Nelson Garrido

Personal information
- Full name: Nelson Omar Garrido Muñoz
- Date of birth: 12 February 1977 (age 49)
- Place of birth: Curicó, Chile
- Position: Left-back

Youth career
- 1992–1993: Universidad Católica

Senior career*
- Years: Team / Apps / (Gls)
- 1994–1998: Universidad Católica / 63 / (1)
- 1999: Coquimbo Unido / 18 / (1)
- 2000: Ñublense
- 2001: Rangers / 18 / (2)
- 2002: Cobresal / 21 / (0)

International career
- 1993: Chile U17 / 13 / (0)
- 1995: Chile U20 / 8 / (0)

Managerial career
- 2011–2014: Chile U15 (fitness coach)
- 2014–2015: Chile U20 (fitness coach)
- 2016–2017: Palestino (fitness coach)
- 2017–2018: Santiago Wanderers (fitness coach)
- 2018–2019: Universitario (fitness coach)
- 2020: Al-Kharaitiyat (fitness coach)
- 2021–2023: Chile U17 (fitness coach)
- 2023: Ñublense (fitness coach)
- 2024–: Deportes Santa Cruz (youth) (director)
- 2025: Deportes Santa Cruz (caretaker)
- 2026: Deportes Santa Cruz (caretaker)

= Nelson Garrido =

Chilean footballer

Nelson Omar Garrido Muñoz (born 12 February 1977) is a Chilean former footballer who played as a left-back.

==Club career==
Born in Curicó, Chile, Garrido joined the Universidad Católica youth ranks in 1992 and made his senior debut in a friendly against Argentinos Juniors in 1994 under Manuel Pellegrini. With them, he won the 1995 Copa Chile and the 1997 Torneo Apertura.

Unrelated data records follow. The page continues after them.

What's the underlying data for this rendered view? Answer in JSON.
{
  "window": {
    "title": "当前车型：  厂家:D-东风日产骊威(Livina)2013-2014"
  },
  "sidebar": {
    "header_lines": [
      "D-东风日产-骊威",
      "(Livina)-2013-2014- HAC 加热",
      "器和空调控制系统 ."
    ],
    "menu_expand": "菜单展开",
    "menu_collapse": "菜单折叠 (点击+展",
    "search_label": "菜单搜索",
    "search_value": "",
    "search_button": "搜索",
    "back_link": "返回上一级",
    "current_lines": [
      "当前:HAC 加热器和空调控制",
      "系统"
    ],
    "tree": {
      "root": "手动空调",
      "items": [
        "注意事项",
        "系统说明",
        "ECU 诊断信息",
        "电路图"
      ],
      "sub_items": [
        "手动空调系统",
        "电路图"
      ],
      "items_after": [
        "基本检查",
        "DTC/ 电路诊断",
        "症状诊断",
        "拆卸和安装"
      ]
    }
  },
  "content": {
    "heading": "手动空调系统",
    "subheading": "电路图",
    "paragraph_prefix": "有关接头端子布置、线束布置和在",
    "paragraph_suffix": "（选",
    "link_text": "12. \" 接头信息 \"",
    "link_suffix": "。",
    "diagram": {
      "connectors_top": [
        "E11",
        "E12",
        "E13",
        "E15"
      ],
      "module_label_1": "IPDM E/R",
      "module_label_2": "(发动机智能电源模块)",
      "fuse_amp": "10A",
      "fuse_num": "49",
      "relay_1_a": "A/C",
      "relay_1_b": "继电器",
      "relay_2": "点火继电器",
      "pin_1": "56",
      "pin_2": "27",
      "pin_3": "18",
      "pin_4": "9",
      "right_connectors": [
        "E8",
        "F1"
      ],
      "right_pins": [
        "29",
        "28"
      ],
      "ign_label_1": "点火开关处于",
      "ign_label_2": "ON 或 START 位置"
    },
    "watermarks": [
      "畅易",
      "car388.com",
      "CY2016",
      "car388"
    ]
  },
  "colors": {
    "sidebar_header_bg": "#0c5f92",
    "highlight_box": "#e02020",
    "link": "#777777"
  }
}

Once Garrido left Universidad Católica in 1998, he played for Coquimbo Unido, Ñublense, Rangers de Talca and Cobresal, mainly in the Chilean Primera División.

==International career==
In 1993, Garrido represented Chile at under-17 level in both the South American Championship and the 1993 FIFA World Cup, where Chile reached the third place.

Later, he represented the under 20's in the 1995 South American Championship and the 1995 FIFA World Cup.

==Coaching career==
Garrido has developed a career as a fitness coach for the Chile youth national teams and clubs in Chile and abroad such as Universitario and Al-Kharaitiyat. With Al-Kharaitiyat, he won the 2019–20 Qatari Second Division.

In April 2024, Garrido was appointed as head of the Deportes Santa Cruz youth system. He assumed as caretaker manager of the senior team replacing Felipe Núñez in May 2025 and replacing John Armijo in April 2026.